12 Eylül 1980 faşist darbesine giden süreçte, önemli bir aşama olan bu katliamdaki sır perdesi, aradan geçen 34 yılın ardından aralanmaya çalışılıyor. Ama AKP hükümeti, gerçek anlamda bir yüzleşme yaşanmasına mâni oluyor. Anayasa’da yapılan değişikliklerden sonra 12 Eylül darbecilerinin yargılanmasının yolunun açılmasıyla, Ankara’da 12. Ağır Ceza Mahkemesi’nde başlayan davanın 3. duruşması görüldü. Davada 1977 1 Mayısı’na dair bilgi istenen MİT, gönderdiği evraklar için “devlet sırrı” şartı konulmasını istedi. Mahkeme başkanı da MİT’in talimatı doğrultusunda belgelerin bu kapsama alındığını söyledi.
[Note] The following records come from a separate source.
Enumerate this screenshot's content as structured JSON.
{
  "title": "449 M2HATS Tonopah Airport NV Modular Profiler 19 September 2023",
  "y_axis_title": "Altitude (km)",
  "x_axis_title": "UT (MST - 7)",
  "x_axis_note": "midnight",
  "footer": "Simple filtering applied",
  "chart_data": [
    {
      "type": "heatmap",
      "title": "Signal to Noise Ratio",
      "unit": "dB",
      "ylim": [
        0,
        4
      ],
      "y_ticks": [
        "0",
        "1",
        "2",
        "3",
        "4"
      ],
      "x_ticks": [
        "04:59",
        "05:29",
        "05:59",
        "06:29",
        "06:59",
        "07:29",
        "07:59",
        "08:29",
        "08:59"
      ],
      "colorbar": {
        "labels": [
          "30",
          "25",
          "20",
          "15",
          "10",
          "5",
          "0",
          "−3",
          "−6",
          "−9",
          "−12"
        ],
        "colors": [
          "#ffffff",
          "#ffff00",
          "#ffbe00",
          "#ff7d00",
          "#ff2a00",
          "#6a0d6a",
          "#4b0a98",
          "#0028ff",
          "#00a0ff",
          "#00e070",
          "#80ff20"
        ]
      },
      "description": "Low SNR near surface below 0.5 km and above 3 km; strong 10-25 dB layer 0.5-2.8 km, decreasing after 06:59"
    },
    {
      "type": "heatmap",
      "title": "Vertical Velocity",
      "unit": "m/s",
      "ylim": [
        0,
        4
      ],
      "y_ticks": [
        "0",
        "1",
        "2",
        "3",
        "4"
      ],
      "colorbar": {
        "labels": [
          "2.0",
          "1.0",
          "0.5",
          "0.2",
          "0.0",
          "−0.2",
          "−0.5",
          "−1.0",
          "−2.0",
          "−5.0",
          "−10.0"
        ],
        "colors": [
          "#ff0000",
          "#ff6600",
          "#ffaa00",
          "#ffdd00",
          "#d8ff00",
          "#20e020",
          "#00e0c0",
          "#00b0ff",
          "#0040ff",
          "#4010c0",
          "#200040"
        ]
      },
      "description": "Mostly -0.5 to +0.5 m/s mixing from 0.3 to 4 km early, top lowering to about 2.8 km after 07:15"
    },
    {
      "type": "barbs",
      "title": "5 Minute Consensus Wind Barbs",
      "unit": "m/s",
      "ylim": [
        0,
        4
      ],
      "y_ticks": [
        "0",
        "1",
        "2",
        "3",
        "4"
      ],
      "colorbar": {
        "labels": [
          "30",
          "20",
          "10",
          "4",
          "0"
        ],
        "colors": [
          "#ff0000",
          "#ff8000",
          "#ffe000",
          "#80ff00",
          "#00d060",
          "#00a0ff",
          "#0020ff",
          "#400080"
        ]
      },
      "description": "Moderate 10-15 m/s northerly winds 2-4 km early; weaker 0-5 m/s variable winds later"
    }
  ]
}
Devletin katliamdaki rolü, o dönemi yaşayan sosyalistler ve mücadeleci işçiler için “sır” değil. Sular İdaresi’nden ya da otelden ateş açanların tek tek kimliklerinin belirlenmesi zaten yeterli değil. Maşa olarak kullanılan bu katiller sürüsü, patronların amacına hizmet etmişti. Bu katillere bugüne kadar devlet özenle sahip çıktı. Devlet, “devlet sırrı” ibaresiyle hem katilleri korumaya devam ediyor, hem de kendi rolünün açığa çıkmasını istemiyor. Yükselen sınıf mücadelesinin önünü katliamlarla, provokasyonlarla kesmek istediler. Taksim Meydanı’nda, Maraş’ta, Çorum’da, Beyazıt Meydanı’nda, Bahçelievler’de... Gerçekleştirilen katliamların faili sermaye devletidir. Bu katliamların üzerindeki sır perdesini kaldırmak, işçi sınıfının mücadele etmesine, devlet ve hükümet üzerine basınç bindirmesine bağlıdır.